Robert Young, associate professor of chemical engineering practice at USC School of Engineering, who used to work for Exxon, said “flaring is a very important safety measure” because it combusts highly hazardous or acutely toxic materials instead of releasing them into the ground or inside the facility.
The plants are equipped with safety devices that tell operations to shut down automatically when a vibration is detected, said Ralph Borrmann, spokesman for the Bay Area Air Quality Management District.

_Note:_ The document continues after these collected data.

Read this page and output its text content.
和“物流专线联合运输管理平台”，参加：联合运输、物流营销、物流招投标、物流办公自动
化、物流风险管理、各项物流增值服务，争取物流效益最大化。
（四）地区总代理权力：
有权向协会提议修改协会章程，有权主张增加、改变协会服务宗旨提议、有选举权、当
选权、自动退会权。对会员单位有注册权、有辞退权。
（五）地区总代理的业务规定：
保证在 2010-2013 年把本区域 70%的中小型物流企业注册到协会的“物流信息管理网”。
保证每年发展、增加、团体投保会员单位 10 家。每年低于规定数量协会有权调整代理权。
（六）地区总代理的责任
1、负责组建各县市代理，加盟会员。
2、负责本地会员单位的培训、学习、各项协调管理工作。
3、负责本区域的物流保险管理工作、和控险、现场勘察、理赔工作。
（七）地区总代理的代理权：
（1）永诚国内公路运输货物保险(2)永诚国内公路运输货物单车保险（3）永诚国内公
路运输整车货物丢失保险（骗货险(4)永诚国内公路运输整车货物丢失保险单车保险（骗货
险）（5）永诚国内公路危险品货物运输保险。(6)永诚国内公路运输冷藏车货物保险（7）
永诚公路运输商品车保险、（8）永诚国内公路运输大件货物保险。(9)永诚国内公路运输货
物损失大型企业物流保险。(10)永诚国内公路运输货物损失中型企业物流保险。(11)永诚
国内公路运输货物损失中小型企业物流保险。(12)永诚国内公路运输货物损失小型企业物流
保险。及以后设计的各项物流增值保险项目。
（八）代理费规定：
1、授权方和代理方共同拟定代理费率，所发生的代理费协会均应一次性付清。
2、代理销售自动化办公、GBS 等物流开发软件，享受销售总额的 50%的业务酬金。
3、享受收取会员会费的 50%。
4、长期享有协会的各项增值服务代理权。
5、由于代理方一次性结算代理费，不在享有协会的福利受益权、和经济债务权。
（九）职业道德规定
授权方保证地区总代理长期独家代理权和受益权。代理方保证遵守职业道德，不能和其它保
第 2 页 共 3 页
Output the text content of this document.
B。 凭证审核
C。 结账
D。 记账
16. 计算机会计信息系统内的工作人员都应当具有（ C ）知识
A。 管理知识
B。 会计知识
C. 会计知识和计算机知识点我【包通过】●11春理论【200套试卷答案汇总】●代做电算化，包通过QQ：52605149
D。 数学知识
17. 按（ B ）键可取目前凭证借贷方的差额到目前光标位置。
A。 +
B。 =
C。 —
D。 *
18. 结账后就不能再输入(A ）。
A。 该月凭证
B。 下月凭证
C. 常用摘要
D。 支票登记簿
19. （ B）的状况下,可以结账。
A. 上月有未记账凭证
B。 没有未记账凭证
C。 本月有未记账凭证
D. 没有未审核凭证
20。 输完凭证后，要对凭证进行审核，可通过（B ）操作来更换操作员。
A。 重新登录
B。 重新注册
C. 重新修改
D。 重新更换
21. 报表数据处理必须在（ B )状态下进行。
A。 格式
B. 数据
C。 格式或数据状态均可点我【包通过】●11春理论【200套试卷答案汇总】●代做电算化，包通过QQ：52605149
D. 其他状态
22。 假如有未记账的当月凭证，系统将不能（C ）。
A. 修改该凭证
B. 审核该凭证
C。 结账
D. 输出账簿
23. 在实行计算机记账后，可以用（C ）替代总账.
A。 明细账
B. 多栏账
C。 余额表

“It’s a normal process that occurs when the safety devices get triggered,” Borrmann said.
The air quality district is conducting an investigation following the quake, part of standard protocol.
At 11:10 p.m. Monday, due to the Marathon refinery problems, Level 1 of the community warning system was issued, the company said. On a scale of 0 to 3 that meant there were no expected off-site health impacts and only the health department and other county agencies were notified, according to Harper, the Contra Costa County spokesman. In the case of more significant incidents, the county would issue an advisory to the community.
Separately on Tuesday afternoon, at least two tanks caught fire after an explosion at a tank farm at a NuStar facility in Rodeo in Contra Costa County. A 4.7-magnitude earthquake struck near Hollister (San Benito County) on Tuesday shortly after noon, but it was unclear whether the explosion was quake-related. Hollister and Rodeo are 100 miles apart.
The tank farm stores fuels and hydrocarbons, according to Randy Sawyer, Contra Costa County health officer, who said officials were trying to determine the explosion’s cause.
The Contra Costa County Sheriff’s Office released a shelter-in-place alert: “There is a hazardous materials emergency in Crockett and Rodeo at the NuStar facility. The danger will be much less indoors. Go inside, and close all windows and doors. Turn off all heaters, air conditioners, and fans,” the alert read.
“Unless you are using your fireplace, close your fireplace dampers and vents. Cover any cracks around doors or windows with tape or damp towels. Stay off the phone unless you need to report a life-threatening emergency at your location. Remain sheltered indoors until you receive further official instructions. Stay off the phones and do not call 911 unless you have a life threatening emergency.”
According to the company website, the facility has 24 tanks and holds a capacity of 3.04 million barrels.
Chronicle staff writer Anna Bauman contributed to this report. Mallory Moench and Megan Cassidy are San Francisco Chronicle staff writers.